Justice citoyenne - Un changement à la loi est inutile, dit le Barreau

Ottawa — Le Barreau du Québec s'inquiète de voir le gouvernement élargir sa loi permettant à tout citoyen de se faire justice soi-même. Le Code criminel n'a pas besoin d'être modifié, d'autant plus que d'accroître le recours à une telle arrestation apporte son lot de risques pour les individus impliqués, a plaidé l'association d'avocats en comité parlementaire hier.

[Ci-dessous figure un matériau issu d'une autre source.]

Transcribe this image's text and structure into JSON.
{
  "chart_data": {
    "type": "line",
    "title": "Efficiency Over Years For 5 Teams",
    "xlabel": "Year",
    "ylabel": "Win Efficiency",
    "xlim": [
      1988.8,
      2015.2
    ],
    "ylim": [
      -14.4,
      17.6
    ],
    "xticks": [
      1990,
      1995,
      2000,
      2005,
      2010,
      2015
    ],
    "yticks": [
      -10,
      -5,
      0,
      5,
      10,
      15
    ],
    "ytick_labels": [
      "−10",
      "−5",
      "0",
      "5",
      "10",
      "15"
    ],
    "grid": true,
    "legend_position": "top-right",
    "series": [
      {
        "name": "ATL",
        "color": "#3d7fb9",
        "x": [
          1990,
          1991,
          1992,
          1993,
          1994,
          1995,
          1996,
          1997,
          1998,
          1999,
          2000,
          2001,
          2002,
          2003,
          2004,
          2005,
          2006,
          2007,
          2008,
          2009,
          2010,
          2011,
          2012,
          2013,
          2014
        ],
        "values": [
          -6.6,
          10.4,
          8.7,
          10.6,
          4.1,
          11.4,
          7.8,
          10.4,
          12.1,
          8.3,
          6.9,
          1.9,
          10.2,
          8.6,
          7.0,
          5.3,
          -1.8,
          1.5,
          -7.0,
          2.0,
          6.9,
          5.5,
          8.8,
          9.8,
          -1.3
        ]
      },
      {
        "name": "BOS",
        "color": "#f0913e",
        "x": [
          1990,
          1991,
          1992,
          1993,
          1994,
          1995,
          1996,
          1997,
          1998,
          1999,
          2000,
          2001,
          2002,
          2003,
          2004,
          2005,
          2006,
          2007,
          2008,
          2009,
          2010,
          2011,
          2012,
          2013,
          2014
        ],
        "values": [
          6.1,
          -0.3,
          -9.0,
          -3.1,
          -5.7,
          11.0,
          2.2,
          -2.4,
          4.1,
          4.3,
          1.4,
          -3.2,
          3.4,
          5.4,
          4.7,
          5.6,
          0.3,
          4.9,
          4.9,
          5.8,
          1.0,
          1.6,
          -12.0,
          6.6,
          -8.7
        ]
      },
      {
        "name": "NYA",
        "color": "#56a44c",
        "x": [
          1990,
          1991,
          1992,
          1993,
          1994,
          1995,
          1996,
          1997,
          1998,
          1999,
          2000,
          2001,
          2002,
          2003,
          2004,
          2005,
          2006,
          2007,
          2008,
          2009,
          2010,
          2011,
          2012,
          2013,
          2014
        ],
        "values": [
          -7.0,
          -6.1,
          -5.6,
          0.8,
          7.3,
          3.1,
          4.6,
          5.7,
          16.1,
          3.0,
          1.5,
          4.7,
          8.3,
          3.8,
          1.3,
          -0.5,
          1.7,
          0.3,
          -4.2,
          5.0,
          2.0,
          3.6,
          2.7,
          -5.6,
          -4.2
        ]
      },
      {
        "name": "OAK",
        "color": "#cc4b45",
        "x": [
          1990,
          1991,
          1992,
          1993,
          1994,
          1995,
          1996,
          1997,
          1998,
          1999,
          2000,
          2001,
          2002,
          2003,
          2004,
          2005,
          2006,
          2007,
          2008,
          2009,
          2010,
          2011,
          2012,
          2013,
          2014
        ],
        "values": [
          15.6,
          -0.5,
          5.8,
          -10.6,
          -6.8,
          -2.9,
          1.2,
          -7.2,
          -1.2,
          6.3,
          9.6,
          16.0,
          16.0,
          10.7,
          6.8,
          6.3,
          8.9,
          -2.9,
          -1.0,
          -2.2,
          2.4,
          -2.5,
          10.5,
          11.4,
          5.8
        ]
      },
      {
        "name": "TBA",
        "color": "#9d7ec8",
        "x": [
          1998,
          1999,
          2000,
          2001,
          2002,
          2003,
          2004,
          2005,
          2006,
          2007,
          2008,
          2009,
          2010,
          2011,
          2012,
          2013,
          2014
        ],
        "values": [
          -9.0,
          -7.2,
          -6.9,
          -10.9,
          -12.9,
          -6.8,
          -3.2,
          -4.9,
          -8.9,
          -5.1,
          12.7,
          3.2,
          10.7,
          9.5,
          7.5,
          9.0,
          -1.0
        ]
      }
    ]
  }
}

La loi actuelle prévoit déjà l'arrestation citoyenne, mais uniquement si l'individu surprend quelqu'un «en train» de commettre une infraction contre son bien ou sur sa propriété. En vertu des amendements avancés dans le projet de loi C-26 du gouvernement, déposé à nouveau l'automne dernier, l'arrestation serait permise «dans un délai raisonnable après la perpétration de l'infraction».

Or, ce sursis n'est nulle part défini dans C-26 et comme ce type d'interventions comporte des dangers, tant pour les malfaiteurs que pour les citoyens qui tentent d'intervenir, il n'est pas nécessaire de les encourager, a argué Giuseppe Battista du Barreau du Québec. «Notre inquiétude, c'est que le petit commerçant ne sera pas seulement victime de vol, mais pire. Et nous nous inquiétons qu'en encourageant les individus à le faire, nous aurons ces risques», a-t-il fait valoir au comité.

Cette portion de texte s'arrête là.